Daha önce ‘‘Kültür Hırsızları’’ adlı bir yazı paylaşmıştım. Şarkı ve türkülerimizi bile çalıyorlar ve Türkçeleştiriyorlar.
Bir grup Kurd genç İstiklal Caddesi üzerinde Kurdçe şarkılar söylüyor. Kalabalık insan topluluğu tarafından izlenen gençlerin performansı, iki polisin araya girmesiyle yarıda kesiliyor. Bir süre gruptaki gençlerle konuşan polislerin, gençlerin müzik yapmasını engelliyor.
Şimdi birileri bu polisin işgüzarlık yaptığını düşünebilir. Birileri polisi suçlayabilir. Fakat esas suçlu işgal devletidir. İşgal devleti olan Türkiye Cumhuriyet’inin, anayasasıdır. Türkiye Cumhuriyeti devletinin anayasasının birinci, ikinci ve üçüncü maddelerini herkes okuyabilir. Kurdlüğü ve Kurdçe’yi yasaklıyorlar. Aslında polis işini yapmış. Polise kızmanın bir yararı olmaz.
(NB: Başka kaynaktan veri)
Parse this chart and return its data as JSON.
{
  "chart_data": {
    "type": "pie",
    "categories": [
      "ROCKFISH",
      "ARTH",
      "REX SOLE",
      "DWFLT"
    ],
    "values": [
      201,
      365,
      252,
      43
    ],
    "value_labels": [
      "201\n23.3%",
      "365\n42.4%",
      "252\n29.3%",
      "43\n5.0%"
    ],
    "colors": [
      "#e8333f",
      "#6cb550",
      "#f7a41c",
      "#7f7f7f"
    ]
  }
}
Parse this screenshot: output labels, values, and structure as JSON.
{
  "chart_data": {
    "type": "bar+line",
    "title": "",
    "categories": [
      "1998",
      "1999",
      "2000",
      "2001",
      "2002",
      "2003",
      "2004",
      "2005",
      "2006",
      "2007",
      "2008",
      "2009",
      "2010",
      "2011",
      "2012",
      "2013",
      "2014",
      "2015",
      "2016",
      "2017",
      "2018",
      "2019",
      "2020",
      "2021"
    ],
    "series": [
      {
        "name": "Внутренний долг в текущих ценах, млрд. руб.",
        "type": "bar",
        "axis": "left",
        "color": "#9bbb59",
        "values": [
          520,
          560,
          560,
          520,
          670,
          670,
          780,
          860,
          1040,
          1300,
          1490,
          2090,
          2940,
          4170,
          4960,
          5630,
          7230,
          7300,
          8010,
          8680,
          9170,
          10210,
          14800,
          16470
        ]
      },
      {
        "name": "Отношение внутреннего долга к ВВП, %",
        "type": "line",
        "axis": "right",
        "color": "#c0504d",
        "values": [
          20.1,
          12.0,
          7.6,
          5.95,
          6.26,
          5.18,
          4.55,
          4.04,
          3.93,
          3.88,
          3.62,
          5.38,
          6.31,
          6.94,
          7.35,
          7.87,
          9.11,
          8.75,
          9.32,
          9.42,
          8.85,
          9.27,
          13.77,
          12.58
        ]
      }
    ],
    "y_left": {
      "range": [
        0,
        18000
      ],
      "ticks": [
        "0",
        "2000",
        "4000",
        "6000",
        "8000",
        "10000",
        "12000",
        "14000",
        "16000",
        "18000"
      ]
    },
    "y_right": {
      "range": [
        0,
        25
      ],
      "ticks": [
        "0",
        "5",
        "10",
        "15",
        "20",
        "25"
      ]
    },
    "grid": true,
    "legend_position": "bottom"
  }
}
Esas barbar olan, insanlık suçu işleyen ve Kurd halkına yönelik Kurd dilini ve kültürünü yasaklayan işgalci Türkiye devletidir. Kuzey Kurdistan’da ki durum budur. İstanbul’da ki olayda onun gereğidir. Bunun anlaşılması lazım. Dolayısıyla biz diyoruz ki; Erdoğan’da diğer liderler gibi biz Kurdlerle oyun oynadı. Bizim duygularımızı sömürdü. Anayasayı değiştirmek için 2010’da bizden destek istedi. Bizde destekledik. Anayasanın değiştirilmesi için yapılan reformda evet oyu çıktı. Buna rağmen Türk-İslam sentezini destekleyecek kanunları kanunlara yerleştirdi. Kurd halkının haklarını koruyacak bir düzenleme yapılmadı. Sorunun kaynağı budur. Biz Kurdler kendi geleceğimizi kendi kontrolümüz altına almak zorundayız. Boşboğazlıktan, gevezelikten ve lüzumsuzluktan vazgeçmemiz lazım. Kendi çıkar hesaplarının peşinde olan insanlardan beklemeyelim. Böylesi anlayışlarla da Kurd halkının beklentilerine çözüm olmayacağı artık netleşmiştir. Kurdistan Birleşik Devletleri Kurd halkı için olmazsa olmazdır. Başlattığımız çalışmanın hedefi ve nedeni de budur.
25 Temmuz 2018’de İsviçre’nin Lozan şehrinde kuruluşunu ilan ettiğimiz Kurdistan Birleşik Devletleri hükümetinin hedefi ve amacı budur. Kurd halkının tamamını, Kurdistan topraklarının tamamının birleştirilerek bağımsız devlet kurulması ve adı Kurdistan Birleşik Devletleridir. Hedefimiz budur ama o zamana zorluklar ve sıkıntılar olacaktır. Yüz yıldır oluyor ama Kurdistan Birleşik Devletleri projesi programı ve ilan şekli işgal devletlerinin hepsinin ödlerini kopartmış, kafalarını şaşırtmıştır. Kurd halkının beklentisi ve gerçekleşmesi gereken budur.
Kurdistan Devleti bağımsızlığını kazandıktan sonra sanatçılarımız Türkiye’de dahil dünyanın her tarafına Kurd devletinden izin isteyerek davet ederler ve halkımızın dili, kültürü müzikleri hak ettiği saygıyı da o şekilde kazanır. Halkımızda yararlarını o şekilde görebilir. Bu şekilde iğrençlikler olacaktır.
En çok olanaklara sahip olan Güney Kurdistan’da, Irak Bölgesel Kurd yönetiminde bile Kurd kimliği yoktur. Kurd pasaportu yoktur. Kimlik ve pasaportta Irak kimliği ve pasaportudur. Bu bizim adımıza siyaset yürüten güçlerin eksiği ve yetersizliğidir. Bizde bunu fark edip ve anlayıp bilimsel temelde yeni bir yol arayışıyla tespit ettiğimiz gereksinim Kurdistan’ın topraklarının tamamını ayrı bir devlet çatısı altında Kurd halkının kendi çatısı altında yönetilmesi tek seçenektir. Biz bu hedefle çalışıyoruz.